July 2016: Is it time to crack the dress code?

Ask yourself a couple of questions: does your local pub have a dress code and do any restaurants you visit have dress codes? If the answer to these questions is no, then why do bars and restaurants in golf clubs have them? Can people not be trusted to dress appropriately when eating and drinking?

The answer from golf clubs is always the same – to maintain standards. But whose standards? Has any consideration been given to modern day standards? Or have the same dress codes been used for decades? And do men still have to wear a jacket and tie to be considered ‘smart’?

Like any sport, clothing should be appropriate to the activity, but even here golf clubs cannot resist telling people what to wear or rather in most cases, what not to wear. Public enemy number one being jeans. I confess I am not a lover of jeans, probably because I have been a golf club member for 37 years and am consequently brainwashed against the mere mention of the word denim. I play at a club where the golf course is heavily populated with gorse bushes that can ruin a pair of trousers in one game. If you had never heard of dress codes and were asked what would be the most suitable material for trousers to play golf on a course covered in gorse bushes, you would come up with denim every time. Strange then that in my club denim is allowed in the clubhouse where there are no gorse bushes – yet banned on the course where there are!
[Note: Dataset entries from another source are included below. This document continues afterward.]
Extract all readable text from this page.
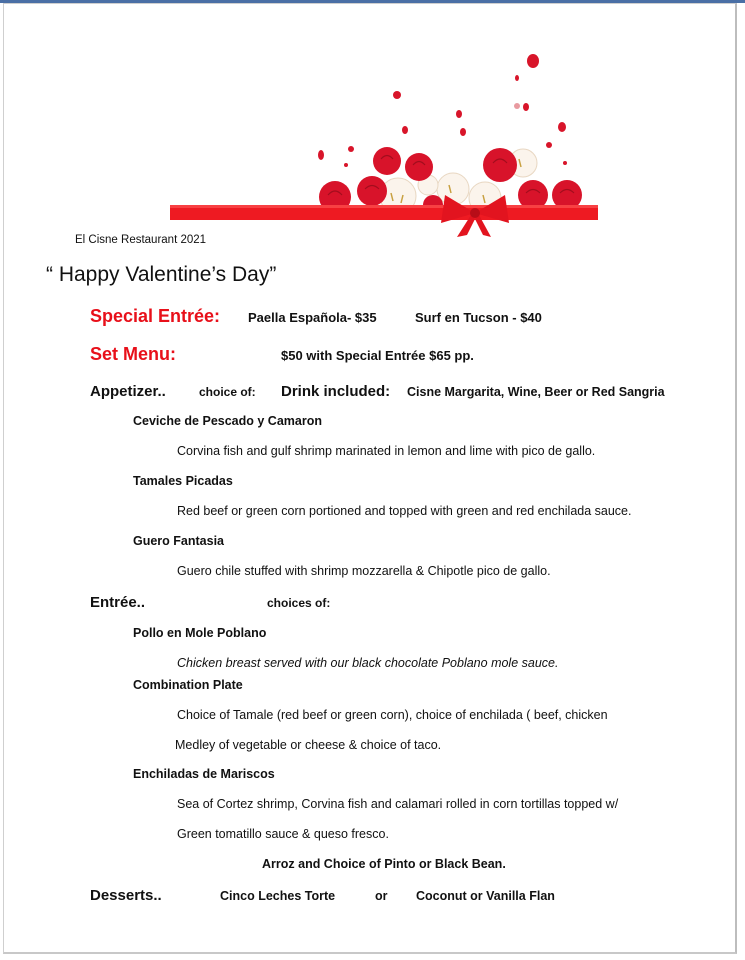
El Cisne Restaurant 2021
“ Happy Valentine’s Day”
Special Entrée: Paella Española- $35	Surf en Tucson - $40
Set Menu:	$50 with Special Entrée $65 pp.
Appetizer..	choice of: Drink included: Cisne Margarita, Wine, Beer or Red Sangria
Ceviche de Pescado y Camaron
Corvina fish and gulf shrimp marinated in lemon and lime with pico de gallo.
Tamales Picadas
Red beef or green corn portioned and topped with green and red enchilada sauce.
Guero Fantasia
Guero chile stuffed with shrimp mozzarella & Chipotle pico de gallo.
Entrée..	choices of:
Pollo en Mole Poblano
Chicken breast served with our black chocolate Poblano mole sauce.
Combination Plate
Choice of Tamale (red beef or green corn), choice of enchilada ( beef, chicken
Medley of vegetable or cheese & choice of taco.
Enchiladas de Mariscos
Sea of Cortez shrimp, Corvina fish and calamari rolled in corn tortillas topped w/
Green tomatillo sauce & queso fresco.
Arroz and Choice of Pinto or Black Bean.
Desserts..	Cinco Leches Torte	or Coconut or Vanilla Flan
Let’s be honest with ourselves for a moment, this has nothing to do with denim. It is more about keeping the ‘riff raff’ out as denim is seen as workmen’s clothing. What many of the ‘senior’ folk that dominate golf club committees probably do not know is that jeans are now high fashion clothing, often costing five times that of a pair of cavalry twills. Princes, oligarchs, millionaires, etc wear jeans in their leisure time – that is, of course, unless they play golf.

Have you noticed that the seemingly endless items of clothing that are banned in golf clubs are never worn by the elderly, but are extremely popular with the under 30’s?

However, jeans pale into significance when compared to the utterly ridiculous dress rules I have seen at some golf clubs concerning the wearing of shorts by men. The first prize in stupidity goes to the dress code that states long socks must be worn with shorts resulting in no more than four inches of leg being exposed around the knee area! Why allow shorts at all? You may as well ban them altogether. And do those clubs have the same rules for women?

One analogy regarding dress codes is that of cruise ships. On many cruise lines there is a dress code for evenings when having dinner and attending the post dinner show at the theatre. They will tell you well in advance of your cruise that there will be two formal, two smart casual and three informal nights per week. Not only did you have to have the required attire, you also had to sit at the same dinner table with the same dinner guests every night. By some strange coincidence the average age of the cruise passenger is very similar to that of the golf club member, mainly retired with little or no opportunity to dress up in clothing they are reluctant to throw away.

Yet there has been a seismic change recently in the cruise business as many new to cruising do not wish to wear jackets and ties or ball gowns, etc when they are on holiday. More and more cruise ships are far more relaxed about dress codes and ‘freedom dining’ has become more and more popular when you can sit where you like in the restaurant, with whom you like and when you like. Put another way, the cruise market has adapted itself to the younger market – and is thriving. In 1990 3.7 million people worldwide went on a cruise, in 2015 that figure had risen to over 22 million. Whilse the relaxation of dress codes cannot account for this rise alone, the point is that cruise lines have reacted to the changing demands of their customers. Can we honestly say that golf clubs have done the same?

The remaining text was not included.